Freitag, 17. Dezember 2010

Ein Ort der viel gesehen hat: Das LUV in Offenbach

Nach dem Besuch im Bürgerbüro (so die moderne Bezeichnung des Einwohnermeldeamtes in Offenbach) sitze ich im Café LUV und verspeise ein Stück Käsekuchen mit Mandarinen, gebacken von der Mutter des Betreibers. Das LUV ist für mich so ein typisches Wintercafé, vielleicht wegen der Einrichtung, die so eine schummerige Stimmung aufkommen lässt. Es ist ein modernes Café, jedoch mit leicht barockem Einschlag - Rocaillemuster an den Wänden in Pistaziengrün.

LUV

Eine schöne alte Holztreppe führt nach oben in den ersten Stock, wo geraucht werden darf.
Darunter lagert heute ein Diwan mit vielen Kissen in pink und grün. Das scheinen überhaupt die Lieblingsfarben des Inhabers zu sein und irgendwie passen zarte Farben und Barock überraschend gut zur Geschichte dieses Ortes.

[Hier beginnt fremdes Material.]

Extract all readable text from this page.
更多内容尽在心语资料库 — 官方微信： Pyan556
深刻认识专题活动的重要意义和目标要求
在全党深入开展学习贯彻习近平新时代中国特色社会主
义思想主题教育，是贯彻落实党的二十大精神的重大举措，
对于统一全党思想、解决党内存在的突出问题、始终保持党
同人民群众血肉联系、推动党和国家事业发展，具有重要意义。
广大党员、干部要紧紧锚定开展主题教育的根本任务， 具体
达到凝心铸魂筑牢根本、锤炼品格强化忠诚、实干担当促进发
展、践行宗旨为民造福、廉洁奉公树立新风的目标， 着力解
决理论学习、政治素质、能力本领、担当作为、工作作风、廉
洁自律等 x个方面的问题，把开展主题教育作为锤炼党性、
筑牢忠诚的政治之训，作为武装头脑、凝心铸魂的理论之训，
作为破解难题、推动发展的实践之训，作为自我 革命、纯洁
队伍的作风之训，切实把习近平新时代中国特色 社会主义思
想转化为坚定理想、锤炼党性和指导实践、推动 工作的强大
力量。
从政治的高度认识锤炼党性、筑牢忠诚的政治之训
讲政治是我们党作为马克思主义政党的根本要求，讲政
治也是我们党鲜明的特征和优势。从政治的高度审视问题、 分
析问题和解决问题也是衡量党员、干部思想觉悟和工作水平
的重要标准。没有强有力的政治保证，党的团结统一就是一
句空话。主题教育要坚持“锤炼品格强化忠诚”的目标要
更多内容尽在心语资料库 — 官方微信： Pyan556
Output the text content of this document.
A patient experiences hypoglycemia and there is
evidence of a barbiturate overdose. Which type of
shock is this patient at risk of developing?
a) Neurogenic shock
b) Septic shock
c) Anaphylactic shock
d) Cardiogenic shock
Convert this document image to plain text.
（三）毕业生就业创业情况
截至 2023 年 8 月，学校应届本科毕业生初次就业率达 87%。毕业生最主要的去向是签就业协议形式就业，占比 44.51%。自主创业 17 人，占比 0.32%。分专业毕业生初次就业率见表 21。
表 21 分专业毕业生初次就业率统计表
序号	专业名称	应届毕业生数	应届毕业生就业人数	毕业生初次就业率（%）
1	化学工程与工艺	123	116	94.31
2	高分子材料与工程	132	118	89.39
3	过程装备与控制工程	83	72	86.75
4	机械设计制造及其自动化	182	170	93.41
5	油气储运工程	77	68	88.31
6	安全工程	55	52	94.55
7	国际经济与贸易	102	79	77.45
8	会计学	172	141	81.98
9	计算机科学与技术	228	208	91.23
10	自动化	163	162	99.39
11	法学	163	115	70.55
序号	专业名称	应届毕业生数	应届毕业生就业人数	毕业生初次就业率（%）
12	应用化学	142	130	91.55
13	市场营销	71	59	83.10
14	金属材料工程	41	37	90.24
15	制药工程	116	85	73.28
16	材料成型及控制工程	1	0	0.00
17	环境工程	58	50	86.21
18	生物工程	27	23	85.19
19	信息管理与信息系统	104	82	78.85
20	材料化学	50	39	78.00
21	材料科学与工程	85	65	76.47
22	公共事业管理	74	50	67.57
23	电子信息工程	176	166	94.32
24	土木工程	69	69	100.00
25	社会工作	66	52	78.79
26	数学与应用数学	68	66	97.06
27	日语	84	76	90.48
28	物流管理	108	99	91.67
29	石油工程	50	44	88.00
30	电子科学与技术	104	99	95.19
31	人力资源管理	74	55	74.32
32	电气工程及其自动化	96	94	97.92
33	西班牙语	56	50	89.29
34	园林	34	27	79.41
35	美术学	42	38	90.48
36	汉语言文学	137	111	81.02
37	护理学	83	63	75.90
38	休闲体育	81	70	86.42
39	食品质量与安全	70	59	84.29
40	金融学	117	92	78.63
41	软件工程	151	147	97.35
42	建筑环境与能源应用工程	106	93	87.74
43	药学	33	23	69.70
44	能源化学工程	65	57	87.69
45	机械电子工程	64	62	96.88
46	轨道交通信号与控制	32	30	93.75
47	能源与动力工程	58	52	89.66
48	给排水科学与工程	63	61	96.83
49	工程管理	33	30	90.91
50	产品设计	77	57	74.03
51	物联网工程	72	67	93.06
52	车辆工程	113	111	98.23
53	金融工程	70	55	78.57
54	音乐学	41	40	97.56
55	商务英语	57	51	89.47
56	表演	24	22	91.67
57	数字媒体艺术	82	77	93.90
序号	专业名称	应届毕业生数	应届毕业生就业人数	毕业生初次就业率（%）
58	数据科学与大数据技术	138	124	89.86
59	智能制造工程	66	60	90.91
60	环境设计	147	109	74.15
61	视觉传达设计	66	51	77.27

Dort, unter der geschwungenen Treppe, befand sich in den Siebzigern die Umkleidekabine eines kleinen Miederwarengeschäftes, in dem ich meinen ersten BH erhielt. Dieser BH-Kauf war eine peinliche Angelegenheit. Allein schon, weil er von meiner Mutter angeregt und begleitet wurde. Und, weil man dafür in ein Fachgeschäft gehen musste, das von zwei älteren Damen geführt wurde, die man sich nicht mehr in zarter Wäsche vorstellen wollte.

LUV2

Eine von ihnen bewachte die Kasse, die andere sah in der Kabine nach, ob der BH richtig saß. Da sahen sie mich also an, die alte Dame und meine Mutter, erfahrene Augenpaare und leicht eifersüchtige Augenpaare. Bei mir war dabei so eine Mischung aus Stolz und Scham, Stolz über mein Erwachsensein und Scham über die Körbchengröße A, gegenüber meiner sehr weiblichen Mutter. Dennoch rechnete ich es ihr hoch an, dass sie auf das Aussehen des BHs achtete. Er war aus nahezu verführerisch transparentem Material.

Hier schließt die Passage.